On Sun, Oct 12, 2008 at 07:57:46PM -0400, Canute Bigler wrote:
> I had not thought of setting the metatable __index to a C function that 
> would then lookup the id.  That would probably be the fastest as far as 
> script execution time would be concerned.  Any good ideas how I could 
> handle nested tables which are not known at run time?  I guess I could 
> receive the field name as a period delimited string ala 
> "record.subrecord1.subrecord2.field" and pay the cost to parse and 
> lookup the field at runtime.  I don't know if that would be optimal though.
> My largest concern across the board is that of speed and not size.  For 
> the application for which this would be a part of, the start up time has 
> been a major focus.
the obvious way to improve start-up speed is to do almost nothing
on startup, so you clearly don't want to load the full hash.
A simple alternative to the structures suggested by Norman is a cdb.

For a starter try the plain
Startup cost is nothing more than opening the file.

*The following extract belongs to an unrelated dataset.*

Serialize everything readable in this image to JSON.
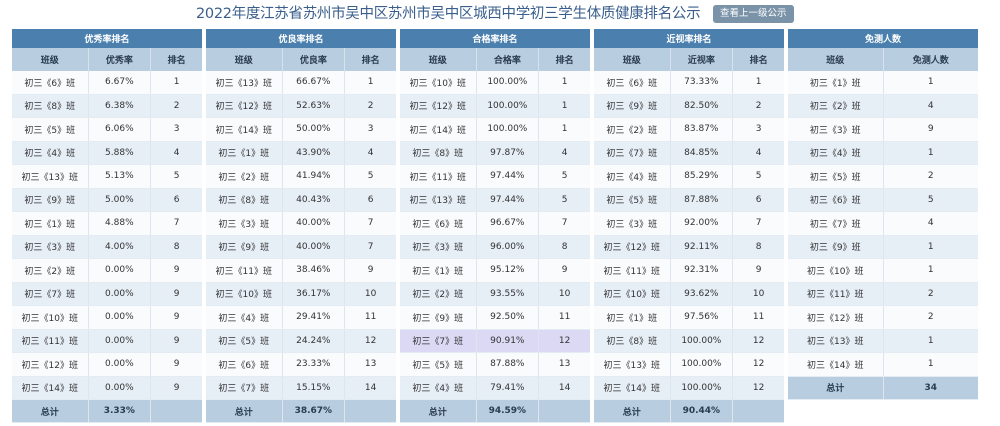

> I would gladly trade size for start-up speed in 
> just about any way, shape, or form.  Run-time speed is less of an issue.
It happily deals with pretty large DBs and long keys,
so you may just want to spend a couple MB to replicate the full path
"record.subrecord1.subrecord2.field" a 100 thousand times.
It is going to take quite a number of lookups before the
penalty for increased memory usage kicks in.

For faster run-time access use a mmap-based implementation
(ask me for one or roll your own, the structure is dead simple, which should almost be on par
with other internal structures and the Lua hash.
Especially for a large DB with a small number of lookups it has the big
advantage of examining only a small number of memory/file locations.

Incorporating the full cdb directly into your code is also
straight forward, if you prefer a bigger executable over
an external file.